The Stats: Seven won All People 6pm to midnight with 30.2% (26.2% last week), from Ten with 21.9% (22.9%), Nine with 20.9% (26.0%), the ABC with 20.7% (16.8%) and SBS with 6.2% (8.1%). Seven won every market and also won in regional areas with 29.8% share for Prime/7Qld, with the ABC second with 21.6%. WIN/NBN with 21.4%, Southern Cross (Ten) with 20.5% and SBS on 6.7%.
Glenn Dyer’s comments: Seven won last week comfortably and looks on track to win this week, but Pay TV’s audience is finally up and you can understand why. The ABC is no better than Seven, Nine and Ten. Not one new program on those four networks can be identified as being tested for use next year. Seven has a collection of rejects and failures, which emphasises just how well stocked its cupboard is next year. Ten and Nine have nothing to test because they are holding everything until official ratings starts in February, and they can’t really affords to waste an episode in case it bombs and the money invested in it becomes a loss straight away.
SBS is at least continuing with Top Gear, a new series of Food Safari, Inspector Rex in Rome, while Rockwiz finishes this Saturday night. Episodes of Mythbusters on Saturday evenings have been fresh as well. In the past week, SBS’s nightly share has doubled, and that’s excluding Monday nights, when Top Gear skews the numbers.

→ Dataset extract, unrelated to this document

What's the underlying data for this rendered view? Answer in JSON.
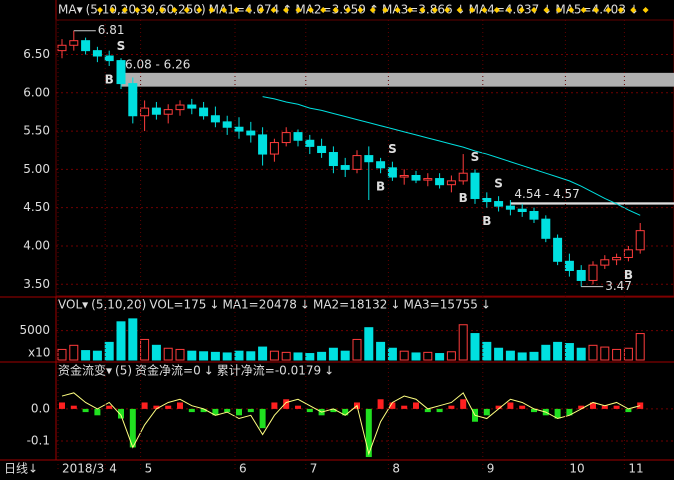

Tonight: Top Gear, The Dominic Dunne doco on the ABC at 8.30pm. And that’s it. The Ex List is, well ex. Ten brings a repeat of Law And Order Criminal Intent into 8.30pm and plunks the equally dodgy and unwatchable Army Wives at 9.30pm where Ex List was. There’s a Law And Order CI on Thursday night at 9.30pm, so Ten is wasting its repeats at the rate of two a week. That shows how empty its programming vault is.